I agree to defend, indemnify, and hold harmless UE Systems, its affiliates, officers, directors, employees, agents, suppliers, licensors, and service providers from and against any claims, damages, losses, liabilities, costs, and expenses, including reasonable legal fees, arising out of or related to my use of UE ONE Analyzer or UE ONE Copilot, my reliance on outputs or recommendations, my maintenance, lubrication, safety, production, or operational decisions, my data or inputs, my failure to validate outputs, my violation of these terms, my violation of applicable laws or site procedures, or any third-party claim arising from my use of the tools.

12. USER QUALIFICATION

I represent that I am authorized to use UE ONE Analyzer and UE ONE Copilot and that I have appropriate training, experience, supervision, or access to qualified personnel to interpret machine-condition data and validate any recommendations before action is taken.

13. ACCEPTANCE

By clicking “I Accept,” I confirm that I have read and understood these terms. I understand that UE ONE Analyzer and UE ONE Copilot are decision-support tools only.

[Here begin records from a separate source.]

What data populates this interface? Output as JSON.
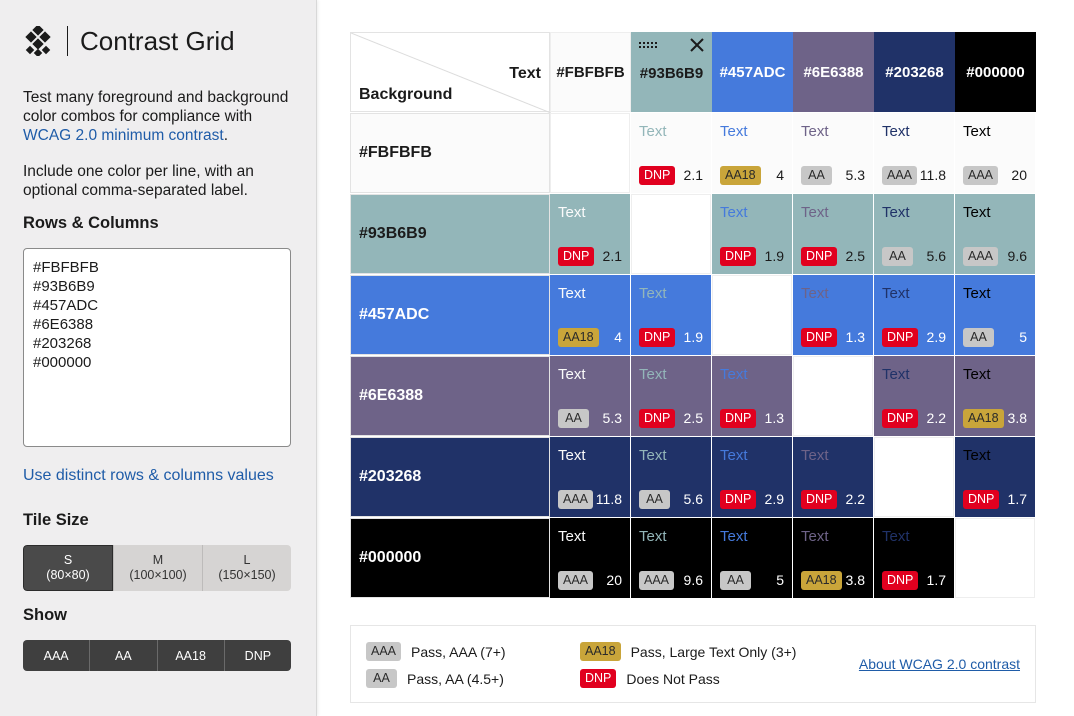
{
  "sidebar": {
    "title": "Contrast Grid",
    "intro_text": "Test many foreground and background color combos for compliance with ",
    "intro_link": "WCAG 2.0 minimum contrast",
    "intro_end": ".",
    "intro2": "Include one color per line, with an optional comma-separated label.",
    "rows_columns_label": "Rows & Columns",
    "color_lines": [
      "#FBFBFB",
      "#93B6B9",
      "#457ADC",
      "#6E6388",
      "#203268",
      "#000000"
    ],
    "distinct_link": "Use distinct rows & columns values",
    "tile_size_label": "Tile Size",
    "tile_sizes": [
      {
        "label": "S",
        "dims": "(80×80)"
      },
      {
        "label": "M",
        "dims": "(100×100)"
      },
      {
        "label": "L",
        "dims": "(150×150)"
      }
    ],
    "show_label": "Show",
    "show_options": [
      "AAA",
      "AA",
      "AA18",
      "DNP"
    ]
  },
  "grid": {
    "corner_text": "Text",
    "corner_background": "Background",
    "colors": [
      "#FBFBFB",
      "#93B6B9",
      "#457ADC",
      "#6E6388",
      "#203268",
      "#000000"
    ],
    "header_text_colors": [
      "#1b1b1b",
      "#1b1b1b",
      "#ffffff",
      "#ffffff",
      "#ffffff",
      "#ffffff"
    ],
    "sample_text": "Text",
    "combos": [
      [
        null,
        {
          "badge": "DNP",
          "ratio": "2.1"
        },
        {
          "badge": "AA18",
          "ratio": "4"
        },
        {
          "badge": "AA",
          "ratio": "5.3"
        },
        {
          "badge": "AAA",
          "ratio": "11.8"
        },
        {
          "badge": "AAA",
          "ratio": "20"
        }
      ],
      [
        {
          "badge": "DNP",
          "ratio": "2.1"
        },
        null,
        {
          "badge": "DNP",
          "ratio": "1.9"
        },
        {
          "badge": "DNP",
          "ratio": "2.5"
        },
        {
          "badge": "AA",
          "ratio": "5.6"
        },
        {
          "badge": "AAA",
          "ratio": "9.6"
        }
      ],
      [
        {
          "badge": "AA18",
          "ratio": "4"
        },
        {
          "badge": "DNP",
          "ratio": "1.9"
        },
        null,
        {
          "badge": "DNP",
          "ratio": "1.3"
        },
        {
          "badge": "DNP",
          "ratio": "2.9"
        },
        {
          "badge": "AA",
          "ratio": "5"
        }
      ],
      [
        {
          "badge": "AA",
          "ratio": "5.3"
        },
        {
          "badge": "DNP",
          "ratio": "2.5"
        },
        {
          "badge": "DNP",
          "ratio": "1.3"
        },
        null,
        {
          "badge": "DNP",
          "ratio": "2.2"
        },
        {
          "badge": "AA18",
          "ratio": "3.8"
        }
      ],
      [
        {
          "badge": "AAA",
          "ratio": "11.8"
        },
        {
          "badge": "AA",
          "ratio": "5.6"
        },
        {
          "badge": "DNP",
          "ratio": "2.9"
        },
        {
          "badge": "DNP",
          "ratio": "2.2"
        },
        null,
        {
          "badge": "DNP",
          "ratio": "1.7"
        }
      ],
      [
        {
          "badge": "AAA",
          "ratio": "20"
        },
        {
          "badge": "AAA",
          "ratio": "9.6"
        },
        {
          "badge": "AA",
          "ratio": "5"
        },
        {
          "badge": "AA18",
          "ratio": "3.8"
        },
        {
          "badge": "DNP",
          "ratio": "1.7"
        },
        null
      ]
    ]
  },
  "legend": {
    "items": [
      {
        "badge": "AAA",
        "text": "Pass, AAA (7+)"
      },
      {
        "badge": "AA",
        "text": "Pass, AA (4.5+)"
      },
      {
        "badge": "AA18",
        "text": "Pass, Large Text Only (3+)"
      },
      {
        "badge": "DNP",
        "text": "Does Not Pass"
      }
    ],
    "about_link": "About WCAG 2.0 contrast"
  }
}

I understand that Copilot recommendations may be inaccurate, incomplete, or unsuitable for my specific machine or operating condition. I agree to independently verify all outputs before taking action. I accept responsibility for maintenance, lubrication, operational, production, and safety decisions. I agree to the disclaimers, limitations of liability, release, and indemnification provisions stated above.